Doctor of Philosophy

Major

Comparative and Experimental Medicine

Major Professor

Agricola Odoi

Committee Members

Kristina Kintziger, Louis Rocconi, Russell Zaretzki

Abstract

Background: Understanding disparities in and drivers of adverse diabetes outcomes is important for guiding strategies to improve diabetes management, reducing risks of complications, and eliminating disparities. Thus, studies investigating disparities and predictors of these complications as well as diabetes-related hospitalization (DRH) rates are useful for guiding efforts to reduce these disparities and improve diabetes related health outcomes. Therefore, the objectives of this research were to: (i) identify predictors of severity of diabetes complications; (ii) investigate local geographic disparities of DRH rates; and (iii) identify determinants of geographic disparities of DRH rates and determine if the strengths of associations between the identified determinants and the outcome vary spatially.

Methods: Retrospective analyses were conducted using hospital discharge data from Florida from 2016 to 2019. Population average models, estimated using generalized estimating equations, were used to identify individual- and ZIP code tabulation area (ZCTA)-level predictors of severe diabetes complications. Raw and spatial empirical Bayes smoothed DRH rates were computed at the ZCTA-level. High-rate DRH clusters were identified using Tango’s flexible spatial scan statistic. Ordinary least squares and multiscale geographically weighted regression models were fit to identify predictors of DRH rates and describe spatial heterogeneity of regression coefficients.

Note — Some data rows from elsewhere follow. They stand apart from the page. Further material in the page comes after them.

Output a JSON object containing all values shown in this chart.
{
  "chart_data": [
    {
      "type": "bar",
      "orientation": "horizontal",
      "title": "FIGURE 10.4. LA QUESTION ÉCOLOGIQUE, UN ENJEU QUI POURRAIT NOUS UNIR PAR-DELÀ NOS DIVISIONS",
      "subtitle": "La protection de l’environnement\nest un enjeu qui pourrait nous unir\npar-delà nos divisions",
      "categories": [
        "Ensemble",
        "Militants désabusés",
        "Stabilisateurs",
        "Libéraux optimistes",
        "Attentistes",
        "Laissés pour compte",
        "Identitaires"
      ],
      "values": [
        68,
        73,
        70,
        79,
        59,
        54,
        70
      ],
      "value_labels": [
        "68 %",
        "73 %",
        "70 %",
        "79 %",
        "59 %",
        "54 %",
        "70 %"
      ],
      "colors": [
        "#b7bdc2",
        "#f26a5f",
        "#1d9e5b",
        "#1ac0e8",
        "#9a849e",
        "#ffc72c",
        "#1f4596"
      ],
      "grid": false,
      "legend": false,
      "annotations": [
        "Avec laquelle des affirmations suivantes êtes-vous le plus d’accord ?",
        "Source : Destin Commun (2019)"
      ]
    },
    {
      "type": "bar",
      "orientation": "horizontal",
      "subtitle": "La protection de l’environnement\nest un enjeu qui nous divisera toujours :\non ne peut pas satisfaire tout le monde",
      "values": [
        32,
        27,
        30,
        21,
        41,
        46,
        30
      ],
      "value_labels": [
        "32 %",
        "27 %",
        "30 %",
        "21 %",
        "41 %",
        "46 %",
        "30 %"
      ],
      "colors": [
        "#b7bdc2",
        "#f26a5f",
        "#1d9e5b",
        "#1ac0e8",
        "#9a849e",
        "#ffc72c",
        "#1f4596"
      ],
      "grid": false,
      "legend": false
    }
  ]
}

Results: Significant predictors of severity of diabetes complications included age, race/ethnicity, gender, comorbidities (hypertension, hyperlipidemia, obesity, depression, and arthritis), type of health insurance coverage, and neighborhood socioeconomic status. The statewide DRH rate was 8.5 per 1,000 person-years. Significant spatial clusters of DRH rates tended to be in rural rather than urban areas. Areas with high DRH rates tended to have higher: (i) proportions of older adults, (ii) non-Hispanic Black residents, and (iii) unemployment rates; and lower: (i) levels of income, (ii) health insurance coverage, and (iii) vehicle access. There was evidence of heterogeneity of regression coefficients at local, regional, and statewide scales.

Conclusions: The identification of high-rate DRH clusters and determinants of severe complications and hospitalization rates provides useful information to guide resource allocation and locally-focused health planning such that communities with the highest burdens are prioritized to reduce the observed disparities and improve diabetes outcomes.